Although the club's supporters did not create their own rendition of "Go West", the Village People version of the song was played at Western United FC home games after the club had victories in the A-Leagues.

Irish professional Rugby Union club Ulster Rugby sing their own supporters version entitled "Stand Up for the Ulstermen"

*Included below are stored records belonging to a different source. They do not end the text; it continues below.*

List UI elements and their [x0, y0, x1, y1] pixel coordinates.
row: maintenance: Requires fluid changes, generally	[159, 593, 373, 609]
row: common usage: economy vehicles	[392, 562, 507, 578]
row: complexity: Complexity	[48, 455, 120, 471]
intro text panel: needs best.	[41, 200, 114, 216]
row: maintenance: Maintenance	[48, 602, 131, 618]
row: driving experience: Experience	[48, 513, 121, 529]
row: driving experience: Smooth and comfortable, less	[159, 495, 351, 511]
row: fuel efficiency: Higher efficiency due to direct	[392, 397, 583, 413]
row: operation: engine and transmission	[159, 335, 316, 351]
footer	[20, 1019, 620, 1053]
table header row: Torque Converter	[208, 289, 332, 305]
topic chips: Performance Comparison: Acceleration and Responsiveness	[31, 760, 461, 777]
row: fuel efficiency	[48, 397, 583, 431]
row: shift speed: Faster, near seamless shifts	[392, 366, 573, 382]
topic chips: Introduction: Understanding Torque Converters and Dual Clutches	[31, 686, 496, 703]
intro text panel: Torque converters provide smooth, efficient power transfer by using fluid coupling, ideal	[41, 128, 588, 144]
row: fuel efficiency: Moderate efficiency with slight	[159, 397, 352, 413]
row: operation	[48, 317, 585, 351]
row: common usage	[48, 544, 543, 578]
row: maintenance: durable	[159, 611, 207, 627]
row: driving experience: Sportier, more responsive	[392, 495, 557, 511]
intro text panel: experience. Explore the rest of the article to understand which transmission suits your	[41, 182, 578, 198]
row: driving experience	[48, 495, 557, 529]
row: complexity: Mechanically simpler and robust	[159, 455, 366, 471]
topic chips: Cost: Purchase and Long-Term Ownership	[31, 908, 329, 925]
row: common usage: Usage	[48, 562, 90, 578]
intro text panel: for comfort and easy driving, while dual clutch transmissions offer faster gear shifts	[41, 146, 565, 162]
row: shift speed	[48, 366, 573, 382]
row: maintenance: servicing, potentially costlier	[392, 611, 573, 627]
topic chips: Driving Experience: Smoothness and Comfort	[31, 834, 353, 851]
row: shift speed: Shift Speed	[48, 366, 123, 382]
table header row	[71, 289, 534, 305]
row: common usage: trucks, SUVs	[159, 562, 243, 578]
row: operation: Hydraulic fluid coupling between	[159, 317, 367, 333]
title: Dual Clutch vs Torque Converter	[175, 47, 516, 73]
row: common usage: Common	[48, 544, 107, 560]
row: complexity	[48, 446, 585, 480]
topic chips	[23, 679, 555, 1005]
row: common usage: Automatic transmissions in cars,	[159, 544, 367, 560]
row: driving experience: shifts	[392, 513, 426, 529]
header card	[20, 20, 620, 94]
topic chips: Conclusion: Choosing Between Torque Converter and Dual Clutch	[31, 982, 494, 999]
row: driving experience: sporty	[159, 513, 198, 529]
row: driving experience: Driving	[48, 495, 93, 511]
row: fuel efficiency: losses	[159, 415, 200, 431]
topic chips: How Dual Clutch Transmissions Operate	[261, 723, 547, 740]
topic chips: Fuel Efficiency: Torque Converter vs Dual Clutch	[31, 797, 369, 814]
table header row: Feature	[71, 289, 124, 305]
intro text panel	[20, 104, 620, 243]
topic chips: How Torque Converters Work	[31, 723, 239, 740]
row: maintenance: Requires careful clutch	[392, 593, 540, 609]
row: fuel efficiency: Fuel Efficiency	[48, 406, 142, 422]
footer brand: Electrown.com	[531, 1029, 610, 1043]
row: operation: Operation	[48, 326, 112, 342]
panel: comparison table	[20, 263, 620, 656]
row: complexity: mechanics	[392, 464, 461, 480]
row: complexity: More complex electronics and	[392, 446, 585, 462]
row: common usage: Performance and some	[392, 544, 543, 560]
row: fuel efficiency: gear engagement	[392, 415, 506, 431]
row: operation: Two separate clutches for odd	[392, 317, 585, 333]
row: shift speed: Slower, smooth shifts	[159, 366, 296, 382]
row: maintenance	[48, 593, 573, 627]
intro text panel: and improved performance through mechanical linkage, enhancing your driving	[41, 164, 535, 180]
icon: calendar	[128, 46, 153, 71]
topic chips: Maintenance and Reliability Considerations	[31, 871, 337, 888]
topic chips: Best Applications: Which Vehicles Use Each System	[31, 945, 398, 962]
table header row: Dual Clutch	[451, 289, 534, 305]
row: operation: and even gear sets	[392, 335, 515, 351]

In 2023, another rendition of "Go West" was created. Called "Visi už Lietkabelį", it was dedicated to Lithuanian basketball club BC Lietkabelis. Since then, it has become an unofficial anthem of Lietkabelis, and is frequently sung by supporters of this club before the start of its home matches.

==In popular culture==
The Pet Shop Boys version of the song is played in the first and last scenes of Chinese director Jia Zhangke's film Mountains May Depart (2015). In many of Jia's films, the 'turn' China has made towards 'the West' is a central theme – Mountains May Depart is no exception. Also, the song serves as a unifying element: it connects the first part of the film (set in 1999) to the final scene (set in 2025), creating a poignant effect which several critics have praised; David Rooney of the Hollywood Reporter called the ending "a beautiful concluding sequence that reaffirms the film's aching depth of feeling and extraordinary sense of place".

In 1998, Ambrosia rewrote their lyrics for an advertising jingle for an advertising campaign to promote their products - most notably their rice pudding - given their products come from the West Country.